On September 20, 2013, the IRS released Notice 2013-60, which clarified Notice 2013-29. Each Notice addresses the requirement that construction of a qualified facility must begin before January 1, 2014, in order to be eligible for the renewable electricity production tax credit (PTC) or the 30 percent investment tax credit for energy property (ITC).1
A taxpayer can claim the PTC with respect to electricity produced at a "qualified facility" within the meaning of Section 45(d) of the Internal Revenue Code of 1986, as amended. If the taxpayer makes an election under Section 48(a)(5) of the code, the taxpayer may instead claim the ITC with respect to that facility. Pursuant to changes made by the American Taxpayer Relief Act of 2012, in order to be a "qualified facility," construction of the facility must begin before January 1, 2014.
The notice provided two methods that a taxpayer may use to establish that construction of a qualified facility has begun: (1) by starting "physical work of a significant nature" before January 1, 2014, and maintaining a continuous program of construction until the facility's completion or (2) by meeting the safe harbor set forth in the notice, which requires that the taxpayer pay, or incur, 5 percent or more of the total costs of the facility before January 1, 2014, and thereafter make continuous efforts to advance towards completion of the facility.2
Physical Work of a Significant Nature
When determining whether construction has begun, both work performed by the taxpayer and work performed for the taxpayer by other persons under a binding written contract that is entered into prior to the work taking place are taken into account. For these purposes, whether a contract is binding is generally a matter of state law. However, under the notice, a contract only is binding if, among other requirements, it does not limit damages to a specified amount (e.g., by use of a liquidated damages provision).3
Both on-site work and off-site work are considered to determine whether physical work of a significant nature has occurred. For example, in the case of a wind turbine, on-site physical work of a significant nature can begin by excavating for the foundation, setting anchor bolts into the ground, or pouring concrete pads of the foundation. If the property is to be assembled on-site from components manufactured off-site, physical work of a significant nature generally begins when the manufacture of the components begins at the off-site location.

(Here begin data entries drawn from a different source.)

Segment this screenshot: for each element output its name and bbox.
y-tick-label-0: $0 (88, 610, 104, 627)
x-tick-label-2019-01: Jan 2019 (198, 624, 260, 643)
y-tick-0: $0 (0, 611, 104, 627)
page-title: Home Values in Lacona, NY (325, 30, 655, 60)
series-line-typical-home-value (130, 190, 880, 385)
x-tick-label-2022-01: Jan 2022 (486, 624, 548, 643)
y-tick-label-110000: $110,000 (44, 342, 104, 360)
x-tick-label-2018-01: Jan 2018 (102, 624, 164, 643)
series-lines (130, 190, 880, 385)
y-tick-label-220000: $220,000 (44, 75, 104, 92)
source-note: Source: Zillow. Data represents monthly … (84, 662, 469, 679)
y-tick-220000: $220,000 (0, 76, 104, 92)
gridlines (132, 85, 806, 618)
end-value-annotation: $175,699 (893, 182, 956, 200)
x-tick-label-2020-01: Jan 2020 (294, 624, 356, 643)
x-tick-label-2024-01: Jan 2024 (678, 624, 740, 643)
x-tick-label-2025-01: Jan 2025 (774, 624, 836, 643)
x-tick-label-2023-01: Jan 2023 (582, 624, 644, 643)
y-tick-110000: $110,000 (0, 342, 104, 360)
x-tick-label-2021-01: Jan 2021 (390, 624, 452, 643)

Once commencing construction, a taxpayer must engage in "a continuous program of construction" in order to satisfy the physical work requirement. Notice 2013-29 provided that construction delays beyond a taxpayer's control will not cause a taxpayer to fail the requirement that the construction be continuous and lists several examples of matters that will usually not be considered to be within the control of a taxpayer:
severe weather conditions
licensing and permitting delays
delays at the written request of a state or federal agency regarding matters of safety, security, or similar concerns
inability to obtain specialized equipment of limited availability
the presence of endangered species
financing delays of less than six months
5 Percent Safe Harbor
Under the 5 percent safe harbor, construction of a facility will be considered as having begun before January 1, 2014, if a taxpayer pays (in the case of a cash-basis taxpayer), or incurs (in the case of an accrual-basis taxpayer), 5 percent or more of the total cost of the facility before that date. As with the "physical work" test, a taxpayer relying on the 5 percent safe harbor must also make continuous efforts thereafter to advance towards completion of the facility. All costs properly included in the depreciable basis of the facility are taken into account to determine whether the safe harbor has been met.
When property is being manufactured or produced by another person under a binding written contract with a taxpayer, costs incurred with respect to the property by the other person (e.g., the manufacturer) before the property is provided to the taxpayer are treated as incurred by the taxpayer.
Whether a taxpayer has "incurred costs" requires a sometimes-nuanced analysis under Treasury Regulations Sections 1.461 and 1.446 and will depend on whether the taxpayer is on the cash or accrual basis of accounting, when goods are delivered (and services are rendered) to the taxpayer, and how payment is actually made.
Like the "physical work test," Notice 2013-29 also required the taxpayer to engage in a continuous program of construction until such time that the project is placed in to service.
Notice 2013-60 contains a safe harbor for determining whether a program of construction will be treated as continuous. If a project that otherwise meets the 5 percent safe harbor or physical work test is placed into service before January 1, 2016, construction of such project will be deemed to be continuous without regard to the specific facts. Taxpayers who place projects into service after December 31, 2015 will have to demonstrate continuous program of construction based on all of the facts and circumstances, including the factors listed above.
Notice 2013-29 did not contain any guidance on whether a transfer of a project during construction had an impact on eligibility to claim the ITC or PTC. Silence on this point generated a lot of questions from taxpayers, because the guidance issued under the 1603 cash grant program limited the circumstances under which a project could be transferred while under construction and still be eligible for the cash grant. Notice 2013-60 makes clear that a taxpayer may claim the ITC or PTC for a project it places into service even if a different taxpayer owned the project when construction began. That is, the requirement that construction must begin before January 1, 2014 applies to the project rather than the taxpayer who eventually places the project into service.